I cannot schedule all 1200 batches at once (due to 50 concurrent runs limit).
When scheduling batches (invocations of the second workflow) one by one with a delay of 1 second (the cherry-picked optimal config), I don't have enough time to schedule all 1200 batches - the first workflow simply times out with "The workflow run exceeded the timeout of 900000 ms"
What the hell, Retool devs? It's simply impossible to run a heavy workflow! It forces me to manually duplicate "scheduling" blocks so that I can have all my sub-workflow scheduled. ...
I know you use AWS lambdas that have 15 minutes dead run, but at least you could make "loops" run each iteration in a new lambda invocation.
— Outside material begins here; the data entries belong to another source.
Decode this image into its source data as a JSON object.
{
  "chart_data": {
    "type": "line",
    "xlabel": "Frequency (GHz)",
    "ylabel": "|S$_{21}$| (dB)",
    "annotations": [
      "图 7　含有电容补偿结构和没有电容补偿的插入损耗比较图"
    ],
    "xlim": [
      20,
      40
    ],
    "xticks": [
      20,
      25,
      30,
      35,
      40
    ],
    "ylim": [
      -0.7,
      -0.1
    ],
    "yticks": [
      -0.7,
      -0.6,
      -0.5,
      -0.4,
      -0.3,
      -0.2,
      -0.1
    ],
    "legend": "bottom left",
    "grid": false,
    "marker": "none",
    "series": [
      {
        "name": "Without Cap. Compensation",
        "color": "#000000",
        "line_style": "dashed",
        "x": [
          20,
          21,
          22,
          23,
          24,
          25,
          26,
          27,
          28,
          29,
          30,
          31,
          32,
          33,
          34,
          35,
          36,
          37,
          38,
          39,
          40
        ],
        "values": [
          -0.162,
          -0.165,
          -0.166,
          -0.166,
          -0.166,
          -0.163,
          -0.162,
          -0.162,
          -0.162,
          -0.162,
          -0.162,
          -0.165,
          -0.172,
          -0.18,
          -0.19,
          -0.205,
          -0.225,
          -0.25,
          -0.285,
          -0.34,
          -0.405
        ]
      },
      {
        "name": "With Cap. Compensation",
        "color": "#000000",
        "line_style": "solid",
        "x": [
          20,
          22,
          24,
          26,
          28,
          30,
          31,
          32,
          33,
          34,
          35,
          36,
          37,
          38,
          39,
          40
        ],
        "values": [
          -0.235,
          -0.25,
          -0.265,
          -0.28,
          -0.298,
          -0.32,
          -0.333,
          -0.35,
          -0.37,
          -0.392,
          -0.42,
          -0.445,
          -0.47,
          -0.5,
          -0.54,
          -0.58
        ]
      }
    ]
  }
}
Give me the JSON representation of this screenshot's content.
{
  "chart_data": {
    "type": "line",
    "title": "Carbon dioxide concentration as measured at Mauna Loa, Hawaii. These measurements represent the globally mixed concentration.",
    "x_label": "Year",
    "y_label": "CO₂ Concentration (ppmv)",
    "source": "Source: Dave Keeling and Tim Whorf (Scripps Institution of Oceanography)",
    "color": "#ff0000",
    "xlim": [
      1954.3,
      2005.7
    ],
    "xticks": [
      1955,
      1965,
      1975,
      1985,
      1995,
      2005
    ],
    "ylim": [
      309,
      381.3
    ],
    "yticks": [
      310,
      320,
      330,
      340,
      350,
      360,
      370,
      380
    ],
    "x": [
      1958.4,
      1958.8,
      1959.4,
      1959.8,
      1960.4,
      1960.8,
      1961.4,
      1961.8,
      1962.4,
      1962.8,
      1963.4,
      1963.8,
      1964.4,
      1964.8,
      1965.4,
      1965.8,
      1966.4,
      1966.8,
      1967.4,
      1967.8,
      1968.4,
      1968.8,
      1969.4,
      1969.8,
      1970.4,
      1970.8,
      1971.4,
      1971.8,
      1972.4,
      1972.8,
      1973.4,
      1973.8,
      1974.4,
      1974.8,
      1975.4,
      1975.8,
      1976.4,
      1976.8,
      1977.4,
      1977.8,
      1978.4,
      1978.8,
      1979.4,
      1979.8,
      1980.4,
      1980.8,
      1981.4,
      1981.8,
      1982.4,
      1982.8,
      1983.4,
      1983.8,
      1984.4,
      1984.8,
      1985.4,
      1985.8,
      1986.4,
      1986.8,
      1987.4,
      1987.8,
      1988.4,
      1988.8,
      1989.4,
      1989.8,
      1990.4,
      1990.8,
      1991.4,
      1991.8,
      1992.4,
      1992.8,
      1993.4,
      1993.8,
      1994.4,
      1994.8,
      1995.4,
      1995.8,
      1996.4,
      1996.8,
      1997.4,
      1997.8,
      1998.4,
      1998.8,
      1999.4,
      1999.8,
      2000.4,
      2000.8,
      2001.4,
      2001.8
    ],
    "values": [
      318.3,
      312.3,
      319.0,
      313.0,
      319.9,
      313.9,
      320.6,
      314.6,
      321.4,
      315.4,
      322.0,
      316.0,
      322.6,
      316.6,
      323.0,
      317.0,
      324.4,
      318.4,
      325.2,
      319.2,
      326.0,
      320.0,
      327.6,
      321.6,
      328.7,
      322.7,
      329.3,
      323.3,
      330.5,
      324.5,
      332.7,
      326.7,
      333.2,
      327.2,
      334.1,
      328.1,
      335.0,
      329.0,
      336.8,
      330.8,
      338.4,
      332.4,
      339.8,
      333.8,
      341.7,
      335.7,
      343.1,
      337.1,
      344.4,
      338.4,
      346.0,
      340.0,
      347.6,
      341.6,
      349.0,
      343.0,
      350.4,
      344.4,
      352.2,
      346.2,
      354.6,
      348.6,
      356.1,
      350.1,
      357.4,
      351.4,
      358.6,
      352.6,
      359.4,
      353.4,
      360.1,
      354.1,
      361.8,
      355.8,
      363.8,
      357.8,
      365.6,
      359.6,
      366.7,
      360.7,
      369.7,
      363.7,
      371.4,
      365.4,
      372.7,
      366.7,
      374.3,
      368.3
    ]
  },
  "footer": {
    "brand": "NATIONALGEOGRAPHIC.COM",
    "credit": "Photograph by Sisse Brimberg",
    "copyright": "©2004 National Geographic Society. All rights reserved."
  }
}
you could make "loops" run each iteration in a new lambda invocation.
We're actually working on rolling this functionality out in the next couple of weeks. If you're open to beta testing it, send me an email (dmitriy at retool) and I'll connect you with the engineer that's working on it!
Query blocks have a maximum timeout of ten minutes on Cloud, and self-hosted accounts can increase the timeout up to 40 min. The entire workflow does still have a limit of just over 1 day (30 hours)
Does the new feature Dmitriy mentioned sound like it might work for you @mawdo81?
Thanks @Tess so I'm not sure where on the same page here:
My query blocks run easily within 10 min that isn't the issue
My iteration block is the one that is timing out at 15 minutes overall
this is despite each iteration being well within 10 mins (usually counted in seconds or 1 or 2 mins)
So my issue isn't that each iteration is exceeding 15 minutes but that all the iterations together do.
I appreciate the opportunity to join the beta but tbh this wasn't an ongoing issue for me. It was an initial set up thing so I just added logging & re ran from a new start point a number of times until the work was done. Thankfully the called iteration doesn't time out at 15min, that continues until it's finished (presumably with a 10 or 15 min timeout).
Maybe, if this is the actual behaviour as it stands, the documentation should be updated to say "Each Workflow step times out after 15 min, with the exception of query blocks that have a max timeout of 10 min"?
Thanks for all the clarification! I did some research on this internally. There's a 15 minute limit in the code executor. It sounds like we're planning to make this limit configurable (so you could increase it) on self-hosted instances. We have plans to update the docs soon with more clear timeout info as well!